Yep. He’s also 19, so should quell some fears the OHL is going to lose all its good 18-19 year olds. The thing i dislike about this move so much is the amount of unanswered questions. Seems like the entire CHL and even NCAA teams don’t know how this is going to go. I read a quote from a coach I from the Hockey East conference and he said unless this results in the ncaa expanding, than he doesn’t see this as good for USA hockey overall. It just seems like these days it’s popular to crap on the CHL and wax poetic about the NCAA. The NHL relies on a strong CHL and would be foolish to see it weakened.
Why do you think it’s a better league for 16-17 year olds? I think it’s a good spot for them, but better? You’re telling me a guy like Sennecke, or Dickinson would have been better off in say, Sioux Falls or Youngstown over oshawa and London?
It is people “looking” for ways for it to go wrong for the OHL. “What if this… What if that…”

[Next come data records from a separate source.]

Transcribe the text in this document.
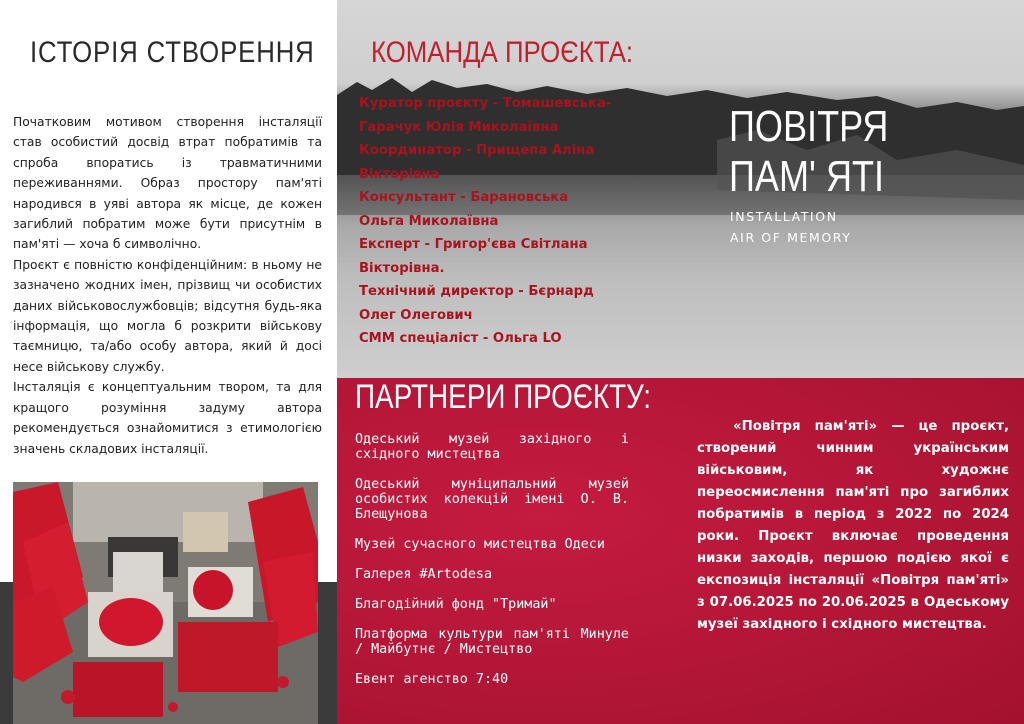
ІСТОРІЯ СТВОРЕННЯ

Початковим мотивом створення інсталяції став особистий досвід втрат побратимів та спроба впоратись із травматичними переживаннями. Образ простору пам'яті народився в уяві автора як місце, де кожен загиблий побратим може бути присутнім в пам'яті — хоча б символічно.

Проєкт є повністю конфіденційним: в ньому не зазначено жодних імен, прізвищ чи особистих даних військовослужбовців; відсутня будь-яка інформація, що могла б розкрити військову таємницю, та/або особу автора, який й досі несе військову службу.

Інсталяція є концептуальним твором, та для кращого розуміння задуму автора рекомендується ознайомитися з етимологією значень складових інсталяції.

КОМАНДА ПРОЄКТА:
Куратор проєкту - Томашевська-
Гарачук Юлія Миколаївна
Координатор - Прищепа Аліна
Вікторівна
Консультант - Барановська
Ольга Миколаївна
Експерт - Григор'єва Світлана
Вікторівна.
Технічний директор - Бєрнард
Олег Олегович
СММ спеціаліст - Ольга LO
ПОВІТРЯ
ПАМ' ЯТІ
INSTALLATION
AIR OF MEMORY
ПАРТНЕРИ ПРОЄКТУ:
Одеський музей західного і східного мистецтва
Одеський муніципальний музей особистих колекцій імені О. В. Блещунова
Музей сучасного мистецтва Одеси
Галерея #Artodesa
Благодійний фонд "Тримай"
Платформа культури пам'яті Минуле / Майбутнє / Мистецтво
Евент агенство 7:40

«Повітря пам'яті» — це проєкт, створений чинним українським військовим, як художнє переосмислення пам'яті про загиблих побратимів в період з 2022 по 2024 роки. Проєкт включає проведення низки заходів, першою подією якої є експозиція інсталяції «Повітря пам'яті» з 07.06.2025 по 20.06.2025 в Одеському музеї західного і східного мистецтва.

The reality is, players that want to play NCAA only have one path. Now they have two paths. The CHL currently graduates approximately 250 players per year. What percentage of those players turn pro? About 30%? 40%? That leaves about 150 or so mature and ready to play as freshmen players that the NCAA can recruit.
IT is a win for the NCAA. IF it weren’t a win for the NCAA, they wouldn’t have lifted the ban. They’d have fought whatever battle they had to in an effort to protect their programs.
It is a win for the players because it gives them options. And, if it is a win for the players because they have options, all of a sudden, the CHL becomes a more viable option for players that didn’t really have that route as an option. By default, that option is a win for the CHL.
This is not a binary winner/loser situation. This is a winner/winner/winner situation. Everyone wins. The only losers are the lower tier players that will lose their roster spot/scholarship to the more talented graduating CHL players.